Uma rede de parceiros deve ser acionada para a elaboração de todas as etapas do processo de apadrinhamento. As equipes interprofissionais das Varas da Infância e da Juventude e do Ministério Público são os parceiros de primeira ordem para compor esta rede, por serem fiscalizadores dos serviços. O gestor municipal é o responsável pela execução da política pública e não pode furtar-se a participar. Se o gestor municipal avaliar que não pode executar diretamente esta política, que encaminhe um conveniamento com alguma entidade isenta da rede de serviços para esta execução.
É necessário ter-se clareza dos papéis e responsabilidades de todos os parceiros que compõem a rede socioassistencial do município para que cada um cumpra o que lhe é devido por lei. Não podemos esquecer que o SUAS – Sistema Único de Assistência Social é parte da Lei Orgânica da Assistência Social – LOAS desde 2011.
O serviço de acolhimento jamais poderá entrar em um serviço desta envergadura sem a parceria de uma rede de apoio e de debate para uma construção conjunta.
Devem planejar um chamamento público para o cadastramento das pessoas interessadas, entrevistas individuais para esclarecimento da dimensão do compromisso, documentação (a mesma solicitada para habilitação de adoção), oficinas de debate e preparação de diversos assuntos pertinentes como Vínculo Afetivo e Apego, Sexualidade do Ser Humano, Direitos e Responsabilidades dos Parceiros, Como viver com HIV, Pessoas com Deficiência, Redução da Idade Penal: solução ou desresponsabilização, como algumas sugestões.
Cada etapa destas é eliminatória, mas com o detalhe de que as próprias pessoas se auto-eliminam por que vão compreendendo a responsabilidade que assumirão e que provavelmente não era isto o que procuravam.
Aquelas ações pontuais de levar crianças para a sua casa, para o seu Natal, para passeios eventuais não fazem mais parte da política de Assistência Social deste país.

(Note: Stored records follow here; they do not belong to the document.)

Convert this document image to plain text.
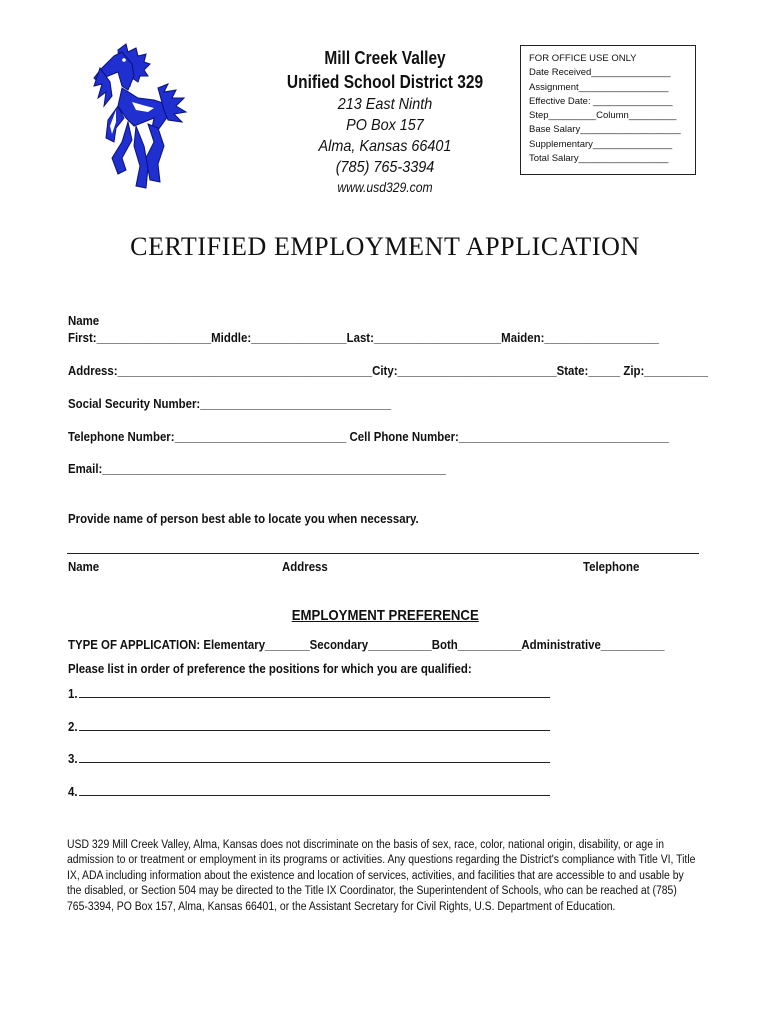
Mill Creek Valley
Unified School District 329
213 East Ninth
PO Box 157
Alma, Kansas 66401
(785) 765-3394
www.usd329.com
FOR OFFICE USE ONLY
Date Received_______________
Assignment_________________
Effective Date: _______________
Step_________Column_________
Base Salary___________________
Supplementary_______________
Total Salary_________________
CERTIFIED EMPLOYMENT APPLICATION
Name
First:__________________Middle:_______________Last:____________________Maiden:__________________
Address:________________________________________City:_________________________State:_____ Zip:__________
Social Security Number:______________________________
Telephone Number:___________________________ Cell Phone Number:_________________________________
Email:______________________________________________________
Provide name of person best able to locate you when necessary.
Name	Address	Telephone
EMPLOYMENT PREFERENCE
TYPE OF APPLICATION: Elementary_______Secondary__________Both__________Administrative__________
Please list in order of preference the positions for which you are qualified:
1.
2.
3.
4.
USD 329 Mill Creek Valley, Alma, Kansas does not discriminate on the basis of sex, race, color, national origin, disability, or age in admission to or treatment or employment in its programs or activities. Any questions regarding the District's compliance with Title VI, Title IX, ADA including information about the existence and location of services, activities, and facilities that are accessible to and usable by the disabled, or Section 504 may be directed to the Title IX Coordinator, the Superintendent of Schools, who can be reached at (785) 765-3394, PO Box 157, Alma, Kansas 66401, or the Assistant Secretary for Civil Rights, U.S. Department of Education.
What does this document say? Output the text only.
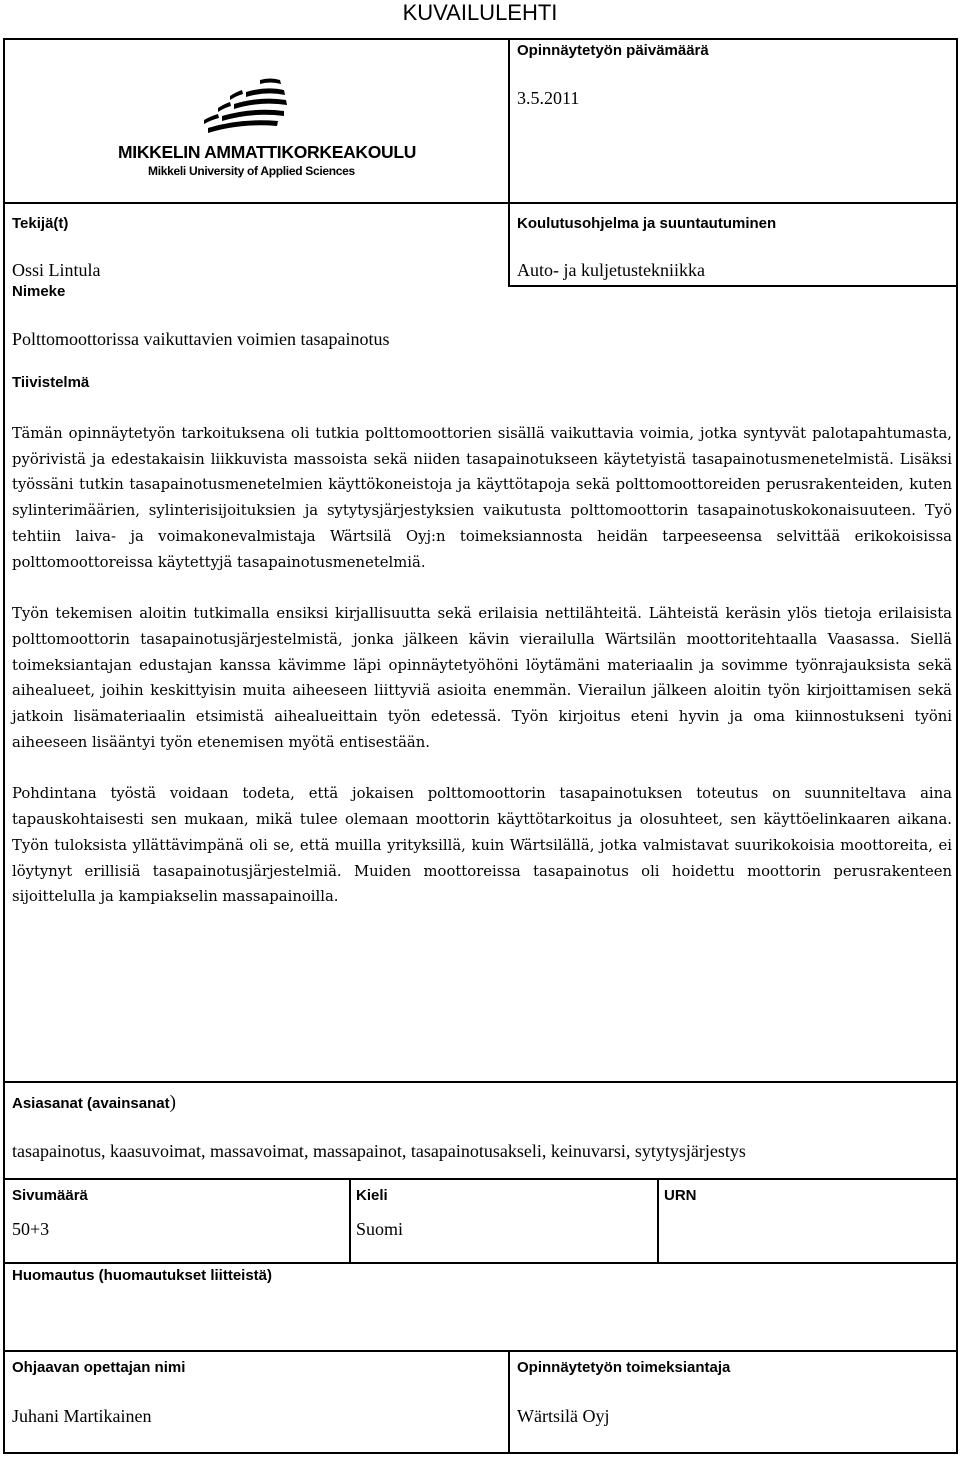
KUVAILULEHTI
MIKKELIN AMMATTIKORKEAKOULU
Mikkeli University of Applied Sciences
Opinnäytetyön päivämäärä
3.5.2011
Tekijä(t)
Ossi Lintula
Koulutusohjelma ja suuntautuminen
Auto- ja kuljetustekniikka
Nimeke
Polttomoottorissa vaikuttavien voimien tasapainotus
Tiivistelmä

Tämän opinnäytetyön tarkoituksena oli tutkia polttomoottorien sisällä vaikuttavia voimia, jotka syntyvät palotapahtumasta, pyörivistä ja edestakaisin liikkuvista massoista sekä niiden tasapainotukseen käytetyistä tasapainotusmenetelmistä. Lisäksi työssäni tutkin tasapainotusmenetelmien käyttökoneistoja ja käyttötapoja sekä polttomoottoreiden perusrakenteiden, kuten sylinterimäärien, sylinterisijoituksien ja sytytysjärjestyksien vaikutusta polttomoottorin tasapainotuskokonaisuuteen. Työ tehtiin laiva- ja voimakonevalmistaja Wärtsilä Oyj:n toimeksiannosta heidän tarpeeseensa selvittää erikokoisissa polttomoottoreissa käytettyjä tasapainotusmenetelmiä.

Työn tekemisen aloitin tutkimalla ensiksi kirjallisuutta sekä erilaisia nettilähteitä. Lähteistä keräsin ylös tietoja erilaisista polttomoottorin tasapainotusjärjestelmistä, jonka jälkeen kävin vierailulla Wärtsilän moottoritehtaalla Vaasassa. Siellä toimeksiantajan edustajan kanssa kävimme läpi opinnäytetyöhöni löytämäni materiaalin ja sovimme työnrajauksista sekä aihealueet, joihin keskittyisin muita aiheeseen liittyviä asioita enemmän. Vierailun jälkeen aloitin työn kirjoittamisen sekä jatkoin lisämateriaalin etsimistä aihealueittain työn edetessä. Työn kirjoitus eteni hyvin ja oma kiinnostukseni työni aiheeseen lisääntyi työn etenemisen myötä entisestään.

Pohdintana työstä voidaan todeta, että jokaisen polttomoottorin tasapainotuksen toteutus on suunniteltava aina tapauskohtaisesti sen mukaan, mikä tulee olemaan moottorin käyttötarkoitus ja olosuhteet, sen käyttöelinkaaren aikana. Työn tuloksista yllättävimpänä oli se, että muilla yrityksillä, kuin Wärtsilällä, jotka valmistavat suurikokoisia moottoreita, ei löytynyt erillisiä tasapainotusjärjestelmiä. Muiden moottoreissa tasapainotus oli hoidettu moottorin perusrakenteen sijoittelulla ja kampiakselin massapainoilla.

Asiasanat (avainsanat)
tasapainotus, kaasuvoimat, massavoimat, massapainot, tasapainotusakseli, keinuvarsi, sytytysjärjestys
Sivumäärä
50+3
Kieli
Suomi
URN
Huomautus (huomautukset liitteistä)
Ohjaavan opettajan nimi
Juhani Martikainen
Opinnäytetyön toimeksiantaja
Wärtsilä Oyj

Os serviços de acolhimento estão e estarão infringindo uma lei federal se assim procederem.
Não há mais espaço para o voluntarismo e para ações irresponsáveis dentro das políticas para crianças e adolescentes. Não podemos errar mais. Todas as ações devem ser planejadas, pensadas em conjunto, em rede.
O Apadrinhamento Afetivo para Crianças e Adolescentes com remotas chances de Adoção é uma bela ação de efetivação da garantia ao direito à convivência familiar e comunitária.
Mas, se não bem elaborada, em suas delicadezas e cuidados, melhor não fazê-la.
Alice Duarte de Bittencourt, graduada em Letras, Especialista em Gestão Estratégica de Pessoas pela FGV/RS e em Direito da Criança e do Adolescente pela Escola do Ministério Público/RS, Coordenadora do Serviço de Apadrinhamento Afetivo do RS por 11 anos e de Famílias Acolhedoras de Porto Alegre por 05 anos, ex-Coordenadora da Política Nacional de Convivência Familiar e Comunitária da Secretaria de Direitos Humanos da Presidência da República, membro do Comitê de Desenvolvimento de Pesquisas e Projetos do NECA – Associação de Pesquisadores de Núcleos de Estudos e Pesquisas sobre a Criança e o Adolescente de São Paulo.